Out of time for a pre-election day COVID-19 relief deal? House Speaker Nancy Pelosi told CNN’s State of the Union yesterday that she remains optimistic that Congress and the White House will reach a deal before November 3. But she and Treasury Secretary Steven Mnuchin remain at odds over key issues. President Trump continues to insist the GOP-controlled Senate would approve any bill the White House accepts. But Senate Republican leaders are increasingly public in their opposition to a big bill.
What do President Trump’s taxes reveal about his charitable giving? The New York Times continues its reporting on Trump’s taxes. Most of the president’s charitable tax deductions, $119.3 million worth, resulted from agreements to leave land undeveloped. But in several cases he had already canceled development plans. The New York attorney general is investigating whether two of three agreements involving conservation easements used improperly inflated land appraisals to maximize their tax benefits.
Trump paid $188,561 in taxes to China between 2013 and 2015. One of his companies, Trump International Hotels Management, holds a bank account in China, according to The New York Times, which also reports that China’s biggest state-controlled bank rented three floors in Trump Tower, which drew conflict of interest accusations for Trump.
What do Trump’s tax returns reveal about wealth inequality and economic growth? TPC’s Gene Steuerle argues that Trump’s returns show how the tax code exacerbates wealth inequality. If Congress focuses only on Trump’s own taxes it will miss an opportunity to address broader issues of fairness, equity, and economic growth.
Who owns US stock? For the most part, foreigners and rich Americans. TPC’s Steve Rosenthal and Theo Burke illustrate a new TPC analysis. It found that in 2019 foreign investors owned about 40 percent of US corporate equity while tax-free retirement accounts of US households held about 30 percent. Only about 25 percent of corporate stock was held in taxable accounts of US investors. They’ll present their analysis tomorrow at NYU’s Tax Policy and Public Finance Colloquium and Seminar.

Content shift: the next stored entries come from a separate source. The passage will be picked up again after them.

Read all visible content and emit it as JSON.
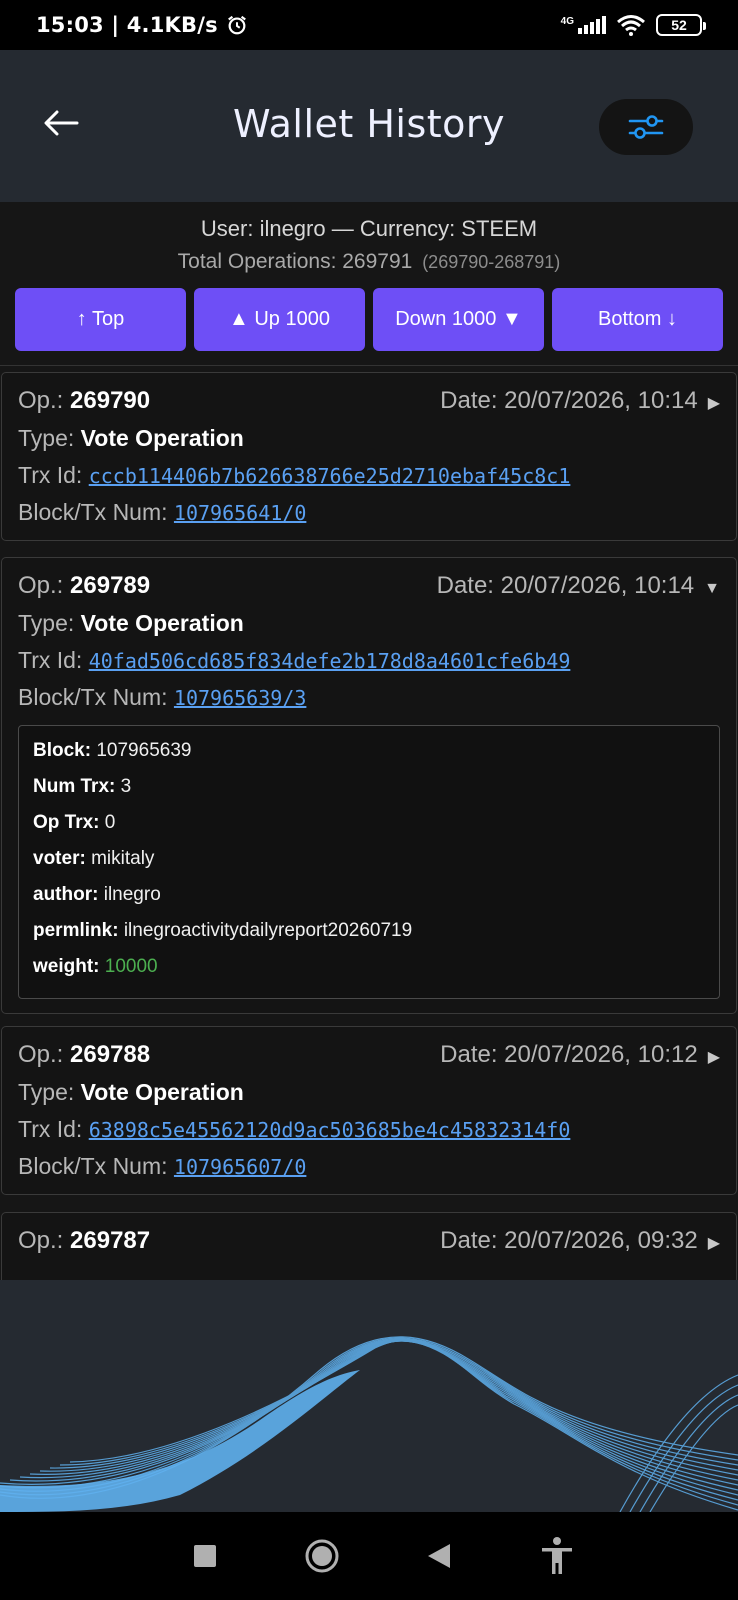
{
  "status": {
    "time": "15:03 | 4.1KB/s",
    "network": "4G",
    "battery": "52"
  },
  "header": {
    "title": "Wallet History"
  },
  "meta": {
    "user_line": "User: ilnegro — Currency: STEEM",
    "total_label": "Total Operations: 269791",
    "range": "(269790-268791)"
  },
  "nav": {
    "top": "↑ Top",
    "up": "▲ Up 1000",
    "down": "Down 1000 ▼",
    "bottom": "Bottom ↓"
  },
  "labels": {
    "op": "Op.: ",
    "type": "Type: ",
    "trx": "Trx Id: ",
    "block": "Block/Tx Num: "
  },
  "ops": [
    {
      "num": "269790",
      "date": "Date: 20/07/2026, 10:14",
      "caret": "▶",
      "type": "Vote Operation",
      "trx": "cccb114406b7b626638766e25d2710ebaf45c8c1",
      "block": "107965641/0"
    },
    {
      "num": "269789",
      "date": "Date: 20/07/2026, 10:14",
      "caret": "▼",
      "type": "Vote Operation",
      "trx": "40fad506cd685f834defe2b178d8a4601cfe6b49",
      "block": "107965639/3",
      "details": {
        "block_k": "Block:",
        "block_v": "107965639",
        "numtrx_k": "Num Trx:",
        "numtrx_v": "3",
        "optrx_k": "Op Trx:",
        "optrx_v": "0",
        "voter_k": "voter:",
        "voter_v": "mikitaly",
        "author_k": "author:",
        "author_v": "ilnegro",
        "permlink_k": "permlink:",
        "permlink_v": "ilnegroactivitydailyreport20260719",
        "weight_k": "weight:",
        "weight_v": "10000"
      }
    },
    {
      "num": "269788",
      "date": "Date: 20/07/2026, 10:12",
      "caret": "▶",
      "type": "Vote Operation",
      "trx": "63898c5e45562120d9ac503685be4c45832314f0",
      "block": "107965607/0"
    },
    {
      "num": "269787",
      "date": "Date: 20/07/2026, 09:32",
      "caret": "▶"
    }
  ],
  "colors": {
    "accent": "#6e4ff6",
    "link": "#5aa0f2",
    "header_bg": "#252a31",
    "filter_icon": "#2196f3",
    "positive": "#4caf50"
  },
  "icons": {
    "back": "arrow-left-icon",
    "filter": "sliders-icon",
    "alarm": "alarm-clock-icon",
    "signal": "signal-icon",
    "wifi": "wifi-icon",
    "recents": "square-icon",
    "home": "circle-icon",
    "nav_back": "triangle-back-icon",
    "accessibility": "accessibility-icon"
  }
}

Steuerle: A first-time homebuyer tax credit bests the mortgage interest deduction. TPC’s Gene Steuerle finds that Democratic presidential candidate Joe Biden’s proposed first-time homebuyer (or “down payment”) tax credit of up to $15,000 “is a significant improvement” over the current mortgage interest deduction. “A tax credit for first-time homebuyers focuses on homeownership rather than the accumulation of mortgage debt,” and the credit would target subsidies toward those who do not yet own a home.
Will the IRS be ready for the 2021 tax filing season? House Ways & Means Committee Chairman Richard Neal and oversight subcommittee chairman Bill Pascrell express concern about IRS capacity to handle tax returns, given the ongoing pandemic. “With the current backlogs, it appears the processing of 2019 returns likely will extend into 2021,” they wrote IRS Commissioner Charles Rettig. They asked whether the coming filing season will start on time, what its expected start date will be, and if the IRS is prepared for 2020 returns.